Is bitwise & equivalent to modulo operation

Question

I came across the following snippet which in my opinion is to convert an integer into binary equivalence. Can anyone tell me why an &1 is used instead of %2 ? Many thanks.

for (i = 0; i <= nBits; ++i) {
    bits[i] = ((unsigned long) x & 1) ? 1 : 0;
    x = x / 2;
}

Answer 1

The representation of unsigned integers is specified by the Standard: An unsigned integer with n value bits represents numbers in the range [0, 2 ⁿ ), with the usual binary semantics. Therefore, the least significant bit is the remainder of the value of the integer after division by 2.

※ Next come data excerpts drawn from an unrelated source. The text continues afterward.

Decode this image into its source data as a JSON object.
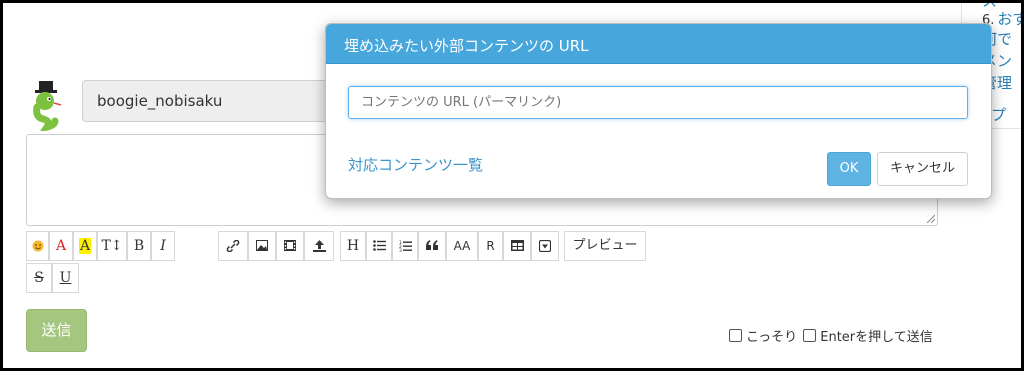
{
  "sidebar": {
    "items": [
      {
        "num": "6.",
        "label": "おす"
      },
      {
        "num": "",
        "label": "何で"
      },
      {
        "num": "",
        "label": "メン"
      },
      {
        "num": "",
        "label": "管理"
      },
      {
        "num": "",
        "label": "ップ"
      }
    ]
  },
  "comment_form": {
    "username": "boogie_nobisaku",
    "textarea_value": ""
  },
  "toolbar": {
    "buttons": [
      {
        "name": "emoji-icon"
      },
      {
        "name": "font-color-icon",
        "label": "A"
      },
      {
        "name": "highlight-icon",
        "label": "A"
      },
      {
        "name": "font-size-icon",
        "label": "T↕"
      },
      {
        "name": "bold-icon",
        "label": "B"
      },
      {
        "name": "italic-icon",
        "label": "I"
      },
      {
        "name": "link-icon"
      },
      {
        "name": "image-icon"
      },
      {
        "name": "movie-icon"
      },
      {
        "name": "upload-icon"
      },
      {
        "name": "heading-icon",
        "label": "H"
      },
      {
        "name": "bulleted-list-icon"
      },
      {
        "name": "numbered-list-icon"
      },
      {
        "name": "quote-icon",
        "label": "66"
      },
      {
        "name": "aa-icon",
        "label": "AA"
      },
      {
        "name": "ruby-icon",
        "label": "R"
      },
      {
        "name": "table-icon"
      },
      {
        "name": "embed-icon"
      },
      {
        "name": "strikethrough-icon",
        "label": "S"
      },
      {
        "name": "underline-icon",
        "label": "U"
      }
    ],
    "preview_label": "プレビュー"
  },
  "send_label": "送信",
  "options": {
    "secret_label": "こっそり",
    "enter_send_label": "Enterを押して送信"
  },
  "modal": {
    "title": "埋め込みたい外部コンテンツの URL",
    "input_placeholder": "コンテンツの URL (パーマリンク)",
    "input_value": "",
    "content_list_link": "対応コンテンツ一覧",
    "ok_label": "OK",
    "cancel_label": "キャンセル"
  },
  "colors": {
    "modal_header": "#47a7dc",
    "send_button": "#a5c67e",
    "ok_button": "#5fb3e3",
    "link": "#3a95cd"
  }
}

It is debatable whether it's useful to replace readable mathematics with low-level bit operations; this kind of style was popular in the 70s when compilers weren't very smart. Nowadays I think you can assume that a compiler will know that dividing by two can be realized as bit shift etc., so you can just Write What You Mean.

Answer 2

what the code snippet does, is not to convert a unsigned int into a binary number (it's internal representation is already binary). It created a bit array with the values of the unsigned int's bits. Spreads it out over an array if you will.

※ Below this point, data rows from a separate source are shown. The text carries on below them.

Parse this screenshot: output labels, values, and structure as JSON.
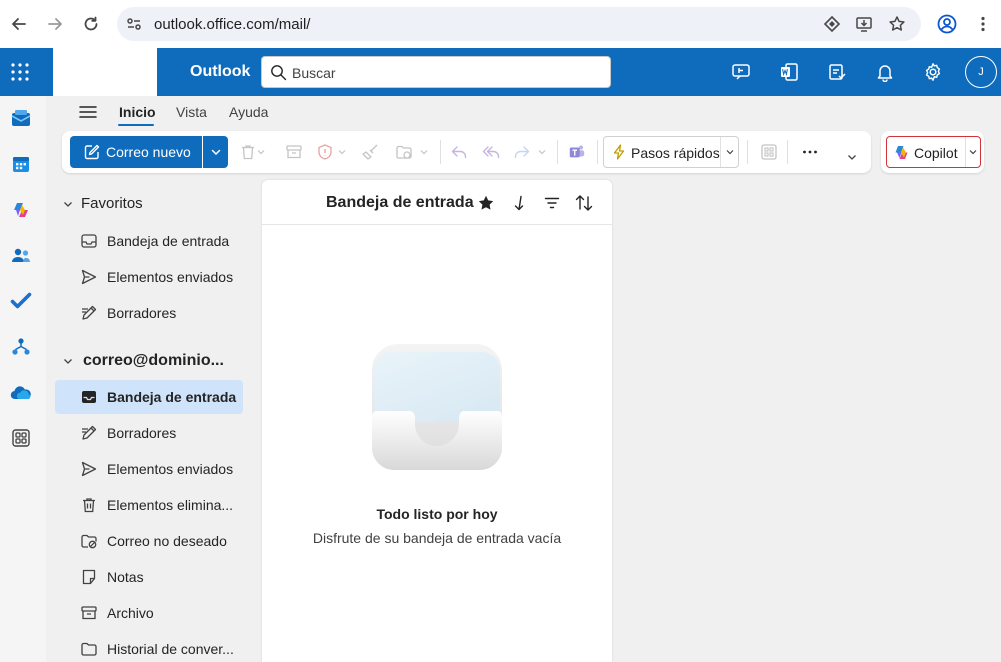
{
  "browser": {
    "url": "outlook.office.com/mail/"
  },
  "header": {
    "app_name": "Outlook",
    "search_placeholder": "Buscar",
    "avatar_initial": "J",
    "brand_color": "#0f6cbd"
  },
  "ribbon": {
    "tabs": [
      {
        "label": "Inicio",
        "active": true
      },
      {
        "label": "Vista",
        "active": false
      },
      {
        "label": "Ayuda",
        "active": false
      }
    ]
  },
  "toolbar": {
    "new_mail_label": "Correo nuevo",
    "quick_steps_label": "Pasos rápidos",
    "copilot_label": "Copilot",
    "more_label": "···"
  },
  "folders": {
    "favorites": {
      "title": "Favoritos",
      "items": [
        {
          "label": "Bandeja de entrada",
          "icon": "inbox-icon"
        },
        {
          "label": "Elementos enviados",
          "icon": "send-icon"
        },
        {
          "label": "Borradores",
          "icon": "drafts-icon"
        }
      ]
    },
    "account": {
      "title": "correo@dominio...",
      "items": [
        {
          "label": "Bandeja de entrada",
          "icon": "inbox-icon",
          "selected": true
        },
        {
          "label": "Borradores",
          "icon": "drafts-icon"
        },
        {
          "label": "Elementos enviados",
          "icon": "send-icon"
        },
        {
          "label": "Elementos elimina...",
          "icon": "trash-icon"
        },
        {
          "label": "Correo no deseado",
          "icon": "junk-icon"
        },
        {
          "label": "Notas",
          "icon": "notes-icon"
        },
        {
          "label": "Archivo",
          "icon": "archive-icon"
        },
        {
          "label": "Historial de conver...",
          "icon": "folder-icon"
        }
      ]
    }
  },
  "message_list": {
    "title": "Bandeja de entrada",
    "empty_title": "Todo listo por hoy",
    "empty_subtitle": "Disfrute de su bandeja de entrada vacía"
  }
}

e.g. x=3  =>  bits[2]=0 bits[1]=1 bits[0]=1

To do this

1. it selects the last bit of the number and places it the bits array (the &1 operation).
2. then shifts the number to the right by one position ( /2 is equivalent to >>1).
3. Repeats the above operations for all the bits

You could have used %2 instead of &1, the generated code should be the same. But I guess it's just a matter of programming style and preference. For most programmers, the &1 is a lot clearer than %2.

Answer 3

In your example, %2 and &1 are the same. Which one to take is probably simply a matter of taste. While %2 is probably more easier to read for people with a strong mathematics background, &1 is easier to understand for people with a strong technical background.

Answer 4

They are equivalent in the very special case. It's an old Fortran influenced style.